Anak-anak telah memperhatikan dan berkembang dengan perhatian baru ini, serta pendekatan tag-team yang ditawarkannya ketika saya menjadi lelah dan rewel. Dia memperhatikan ketika saya terkulai, masuk, dan mengambil alih tugas pengasuhan apa pun yang perlu dilakukan, mulai dari mengarahkan pesta merengek hingga memperbaiki boneka LOL yang rusak. Anak-anak kami sekarang meminta bantuannya daripada selalu datang kepada saya. Mereka juga lebih sering pergi kepadanya untuk berpelukan, nasihat, dan menonton film ketika saya akhirnya harus bekerja pada hari Sabtu.
Baru-baru ini, saya bahkan pergi selama tiga hari, menggunakan titik perjalanan lamanya untuk menginap di hotel lokal. Anak-anak menangis ketika saya pergi, tetapi baik-baik saja ketika saya mengirim SMS setengah jam kemudian.

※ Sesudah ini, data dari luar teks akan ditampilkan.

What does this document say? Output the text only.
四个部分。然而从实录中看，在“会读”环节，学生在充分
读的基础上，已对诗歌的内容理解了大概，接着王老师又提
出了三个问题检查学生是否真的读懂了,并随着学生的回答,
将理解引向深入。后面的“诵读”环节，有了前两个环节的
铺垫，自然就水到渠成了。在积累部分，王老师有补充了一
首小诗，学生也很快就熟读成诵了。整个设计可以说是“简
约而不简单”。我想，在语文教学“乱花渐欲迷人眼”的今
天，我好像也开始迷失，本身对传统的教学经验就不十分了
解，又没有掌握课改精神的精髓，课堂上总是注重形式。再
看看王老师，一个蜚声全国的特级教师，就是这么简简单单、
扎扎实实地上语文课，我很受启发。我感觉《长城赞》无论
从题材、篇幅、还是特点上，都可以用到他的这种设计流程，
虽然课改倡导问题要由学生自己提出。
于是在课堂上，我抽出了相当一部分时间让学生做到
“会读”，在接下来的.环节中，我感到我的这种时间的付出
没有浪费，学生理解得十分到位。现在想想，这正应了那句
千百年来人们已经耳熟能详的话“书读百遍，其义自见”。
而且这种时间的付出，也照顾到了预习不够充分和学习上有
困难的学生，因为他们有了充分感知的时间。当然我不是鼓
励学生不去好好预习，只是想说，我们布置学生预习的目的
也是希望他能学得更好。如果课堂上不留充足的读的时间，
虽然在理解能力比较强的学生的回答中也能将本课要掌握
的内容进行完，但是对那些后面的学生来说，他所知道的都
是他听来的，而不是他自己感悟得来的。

“Kami akan membeli burger dan piknik di belakang. Bersenang-senanglah dan berhenti mengganggu kami!” dia menulis kembali. Saya tidur siang, menonton banyak film, membaca tanpa gangguan, menyelesaikan beberapa pekerjaan, dan tidur sekitar 12 jam setiap malam. Saya pulang ke rumah yang bahagia dan tenang — bukan karena anak-anak berperilaku baik dengan ayah yang jarang mereka temui, tetapi karena mereka sendiri, argumentatif dan lancang seperti biasanya, dan ayah mereka tahu bagaimana mendukung mereka dan menangani berbagai masalah mereka. kebutuhan.
Saya mengakui hak istimewa hidup kami, kemampuan suami saya untuk mengambil cuti kerja, bagi kami berdua untuk bekerja dari jarak jauh, dll. Tetapi sebelum COVID, rasanya seperti saya telah menikah dengan penyedia yang sangat baik untuk keluarga kami, seorang suami yang penuh kasih, tetapi hanya seorang ayah paruh waktu. Sejak Maret, dia meningkatkan waktu, hubungan emosional, dan kemauan untuk mengatasi hal-hal rutin yang membosankan yang akan sangat mudah diabaikan. Alih-alih bersembunyi selama masa isolasi dan ketakutan ini, dia terikat dengan anak-anak kita ribuan kali lebih banyak.
Tahun ini sangat buruk dalam banyak hal, tetapi saya tidak pernah lebih bersyukur untuk menjadi suami dan ayah saya.
Melahirkan tidak seperti di film, seperti foto-foto indah ini menunjukkan.